Spoken word artist and South Side native J. Ivy speaking with students at the Westside Branch NAACP’s Community Day event July 25 at ICE Theaters in North Lawndale.


Starring at the poster on the wall with the words she wrote to her father, Ariona Hairston shed more than a few tears.

Though is was done as part of a summer enrichment program sponsored by the Westside Branch NAACP, Hairston, 14, felt it was something she had to write.

“I mean, this was a way to get everything out,” said the Chicago Bulls College Prep freshman.

“Basically, he was never there, and I wish he knew how much that hurt. And now that I’ve grown up and getting older, I don’t need him. It was so much holding in so I was like ‘You know what, I’m gonna be serious about it and I’m gonna write how I really really feel.'”

Hairston was among the Chicago area students participating in the Westside NAACP’s “Freshman In Transition” program this summer. One of their assignments, to write letters to their fathers, was inspired by Dear Father: Breaking the Cycle of Pain by author and spoken word artist J. Ivy, whose book they read.


Many of the students had their work on display Saturday July 25 at the Westside NAACP’s Community Day event at ICE Theaters in North Lawndale. The day included free movies for youth, food and games, including a bounce house set up in ICE’s foyer.

Enlarged posters with the student’s letters aligned the walls inside ICE, 3300 W. Roosevelt.

Ivy, who was an invited speaker at the event, met with Hairston and other students about their letters, and also signed copies of his book.

Published in January, Dear Father was inspired by a poem Ivy wrote to his father, who was absent during much of his childhood after his parents separated and later divorced. The South Side native said he was touched by the students’ letters and definitely could relate.

“It’s been an incredible journey, even coming here and seeing the affect and seeing the young people write letters to their fathers. It’s incredible,” Ivy said. “That’s one of the things we want to use the book to do, is inspire people to write letters to their fathers.”


Ivy shared his story with the youth and their families during an assembly at the event, and also performed two poems, including the one he wrote to his father, James Ivy Richards, better known as former WVON DJ Jim Richards.

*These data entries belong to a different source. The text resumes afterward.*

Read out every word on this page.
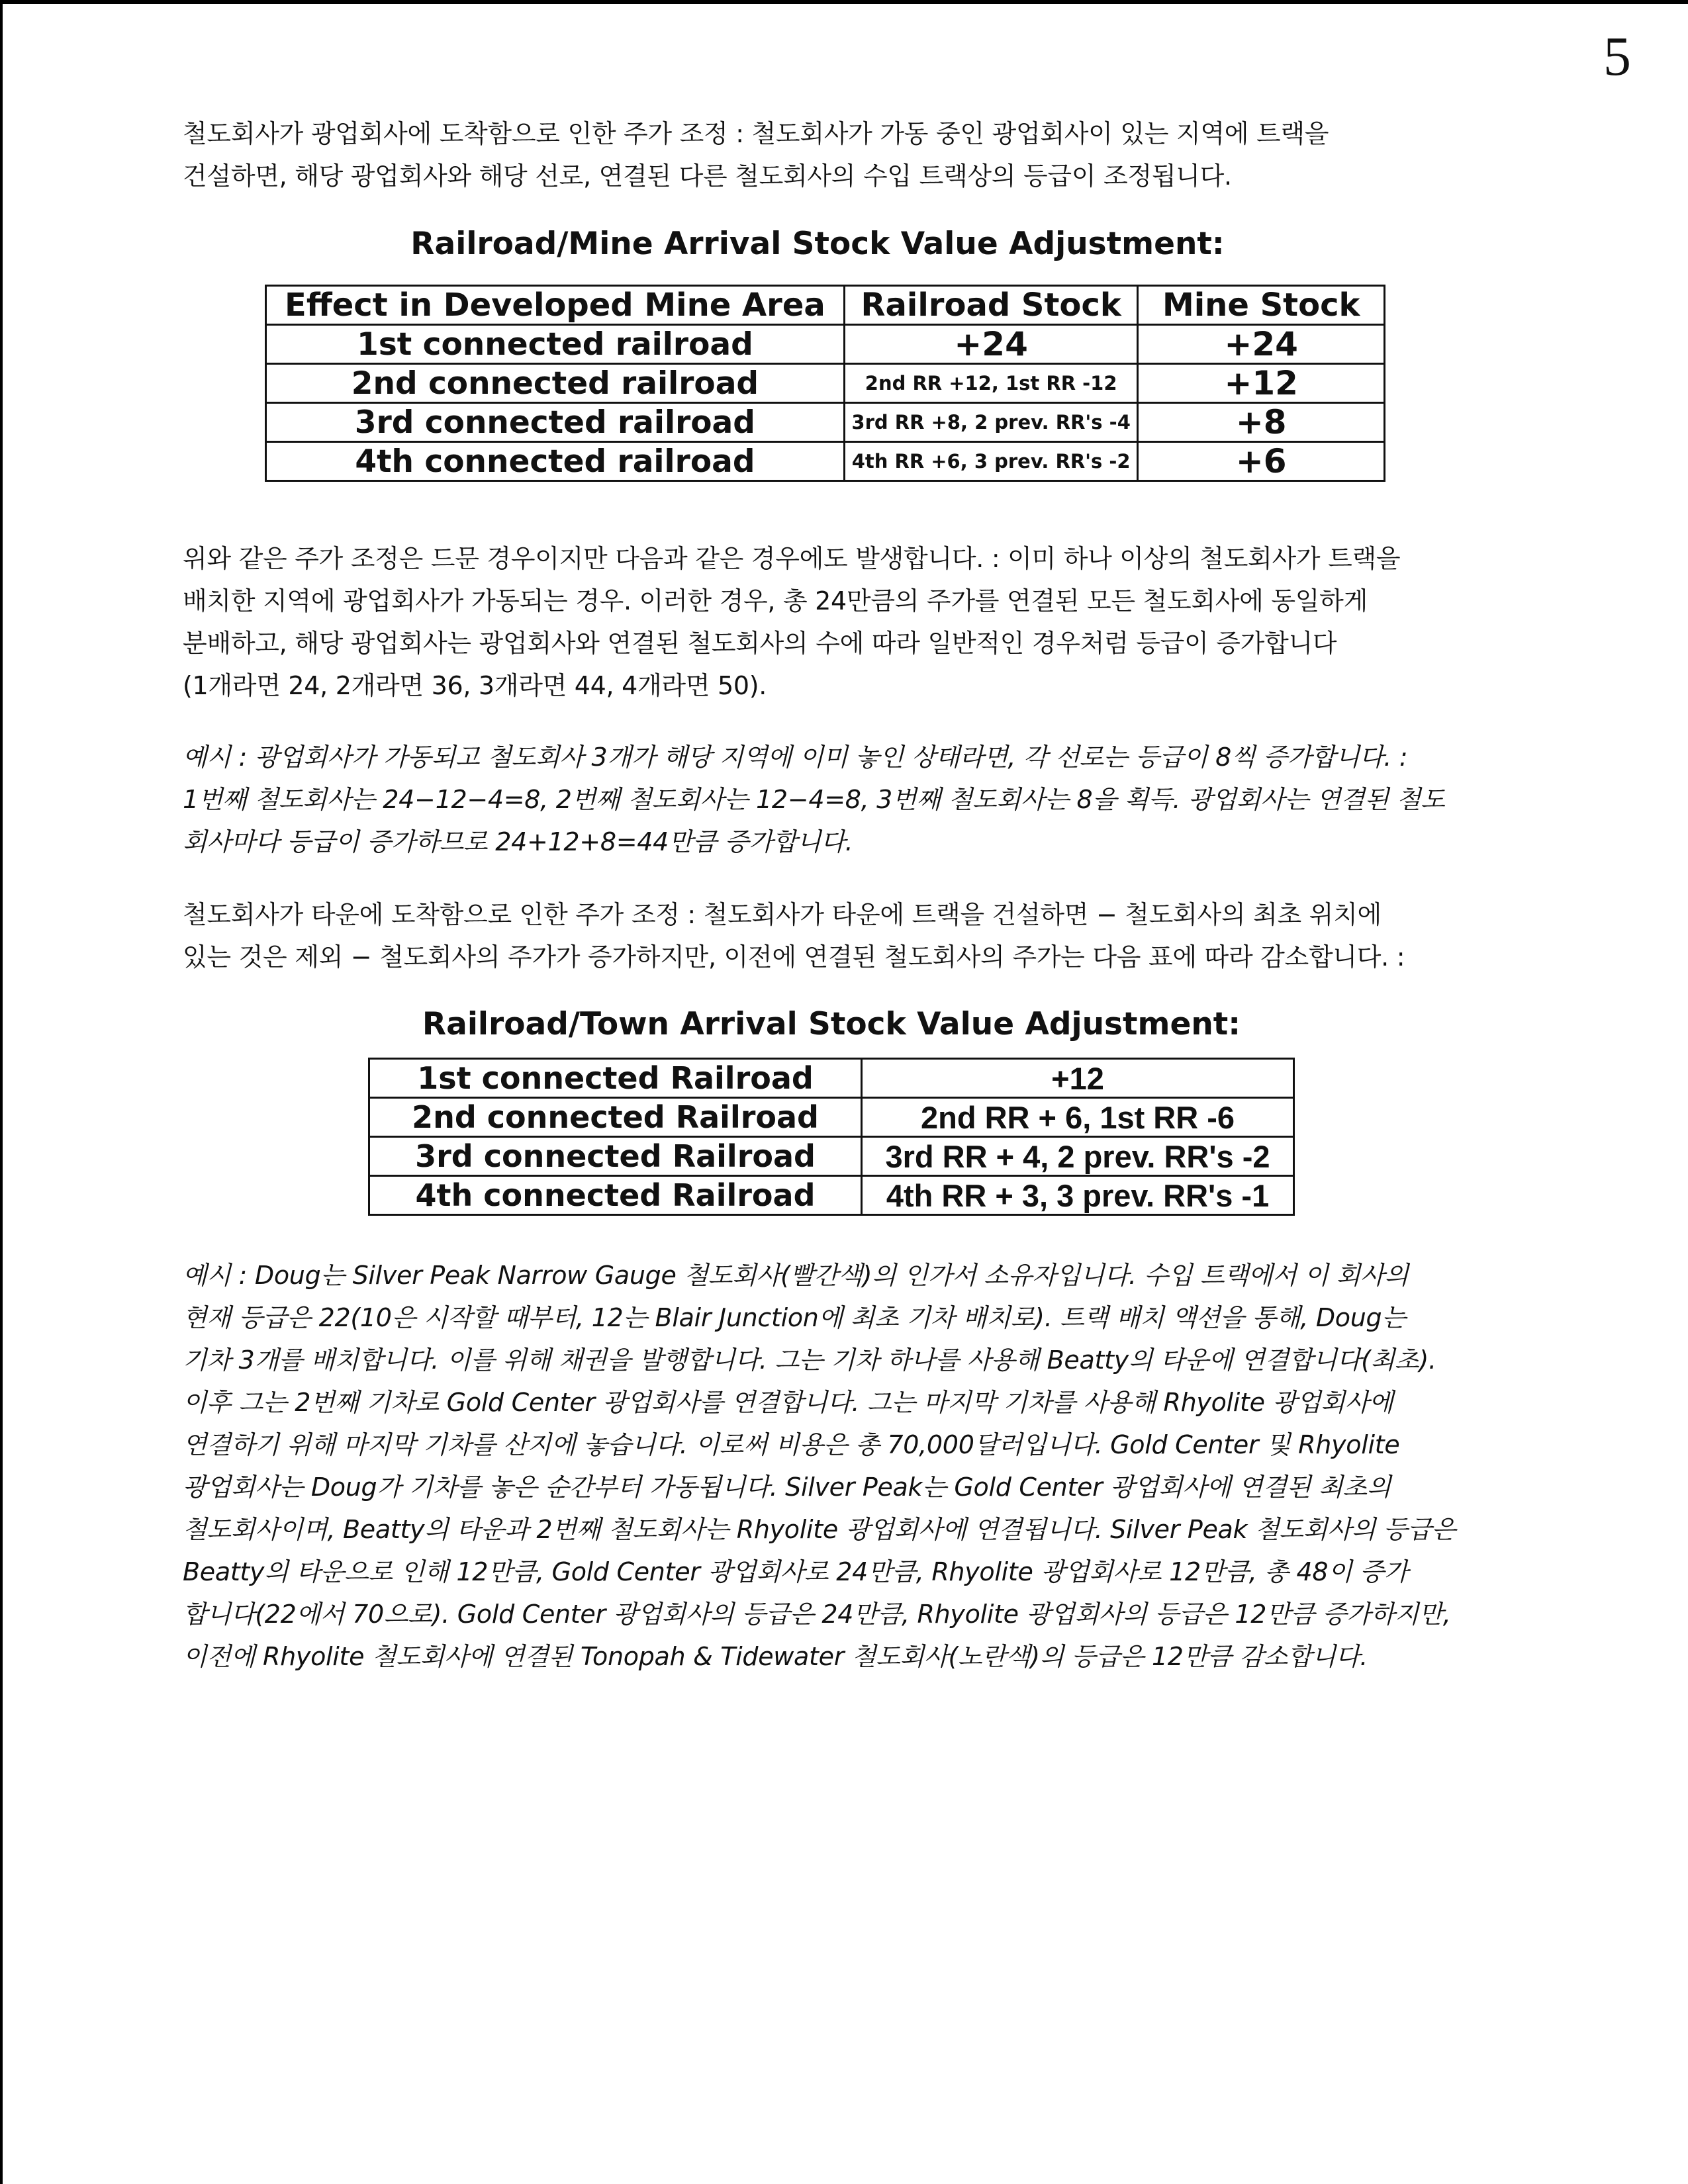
5
철도회사가 광업회사에 도착함으로 인한 주가 조정 : 철도회사가 가동 중인 광업회사이 있는 지역에 트랙을
건설하면, 해당 광업회사와 해당 선로, 연결된 다른 철도회사의 수입 트랙상의 등급이 조정됩니다.
Railroad/Mine Arrival Stock Value Adjustment:
Effect in Developed Mine Area	Railroad Stock	Mine Stock
1st connected railroad	+24	+24
2nd connected railroad	2nd RR +12, 1st RR -12	+12
3rd connected railroad	3rd RR +8, 2 prev. RR's -4	+8
4th connected railroad	4th RR +6, 3 prev. RR's -2	+6
위와 같은 주가 조정은 드문 경우이지만 다음과 같은 경우에도 발생합니다. : 이미 하나 이상의 철도회사가 트랙을
배치한 지역에 광업회사가 가동되는 경우. 이러한 경우, 총 24만큼의 주가를 연결된 모든 철도회사에 동일하게
분배하고, 해당 광업회사는 광업회사와 연결된 철도회사의 수에 따라 일반적인 경우처럼 등급이 증가합니다
(1개라면 24, 2개라면 36, 3개라면 44, 4개라면 50).
예시 : 광업회사가 가동되고 철도회사 3개가 해당 지역에 이미 놓인 상태라면, 각 선로는 등급이 8씩 증가합니다. :
1번째 철도회사는 24−12−4=8, 2번째 철도회사는 12−4=8, 3번째 철도회사는 8을 획득. 광업회사는 연결된 철도
회사마다 등급이 증가하므로 24+12+8=44만큼 증가합니다.
철도회사가 타운에 도착함으로 인한 주가 조정 : 철도회사가 타운에 트랙을 건설하면 − 철도회사의 최초 위치에
있는 것은 제외 − 철도회사의 주가가 증가하지만, 이전에 연결된 철도회사의 주가는 다음 표에 따라 감소합니다. :
Railroad/Town Arrival Stock Value Adjustment:
1st connected Railroad	+12
2nd connected Railroad	2nd RR + 6, 1st RR -6
3rd connected Railroad	3rd RR + 4, 2 prev. RR's -2
4th connected Railroad	4th RR + 3, 3 prev. RR's -1
예시 : Doug는 Silver Peak Narrow Gauge 철도회사(빨간색)의 인가서 소유자입니다. 수입 트랙에서 이 회사의
현재 등급은 22(10은 시작할 때부터, 12는 Blair Junction에 최초 기차 배치로). 트랙 배치 액션을 통해, Doug는
기차 3개를 배치합니다. 이를 위해 채권을 발행합니다. 그는 기차 하나를 사용해 Beatty의 타운에 연결합니다(최초).
이후 그는 2번째 기차로 Gold Center 광업회사를 연결합니다. 그는 마지막 기차를 사용해 Rhyolite 광업회사에
연결하기 위해 마지막 기차를 산지에 놓습니다. 이로써 비용은 총 70,000달러입니다. Gold Center 및 Rhyolite
광업회사는 Doug가 기차를 놓은 순간부터 가동됩니다. Silver Peak는 Gold Center 광업회사에 연결된 최초의
철도회사이며, Beatty의 타운과 2번째 철도회사는 Rhyolite 광업회사에 연결됩니다. Silver Peak 철도회사의 등급은
Beatty의 타운으로 인해 12만큼, Gold Center 광업회사로 24만큼, Rhyolite 광업회사로 12만큼, 총 48이 증가
합니다(22에서 70으로). Gold Center 광업회사의 등급은 24만큼, Rhyolite 광업회사의 등급은 12만큼 증가하지만,
이전에 Rhyolite 철도회사에 연결된 Tonopah & Tidewater 철도회사(노란색)의 등급은 12만큼 감소합니다.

J Ivy recalled listening to his dad on the radio growing up. After many years apart, the two reconnected in 1999. Ivy said it was his mother who sparked the reunion and got him to forgive his father.

“She said he was a good man. If there was anyone who could say something negative about him, it was her. But she didn’t.”

Ivy said he had to learn to, and eventually did, forgive his father. But a little over a year after reconnecting, Jim Richards died. Ivy recalled having to start the healing process all over again.

“The poem and the book is all based around the power of forgiveness. It was forgiveness that allowed me to let go and say, ‘OK, you got me here. My gifts and abilities, a lot of my traits, all that comes from you; my ambitions and even my entertaining and speaking. That same drive,'” Ivy said.

Dear Father is Ivy’s second published book. HERE I AM, the same title of his second studio album, was released in 2012. Ivy has appeared in film and on television, including HBO’s Def Poetry Jam. He’s also a Grammy Award-winner for his work on Kanye West’s debut album College Dropout (2004).

Ivy’s book was chosen for the program because of its message, said Renel Perry, a Westside NAACP vice president. More than 100 youth from partnering neighborhood schools participated in the organization’s programs this summer, Perry said.

The students’ letters, she added, were very touching. After writing hers, Hairston said she felt better.

“It still kind of hurts a little, but I’m doing fine. I’ll be fine.”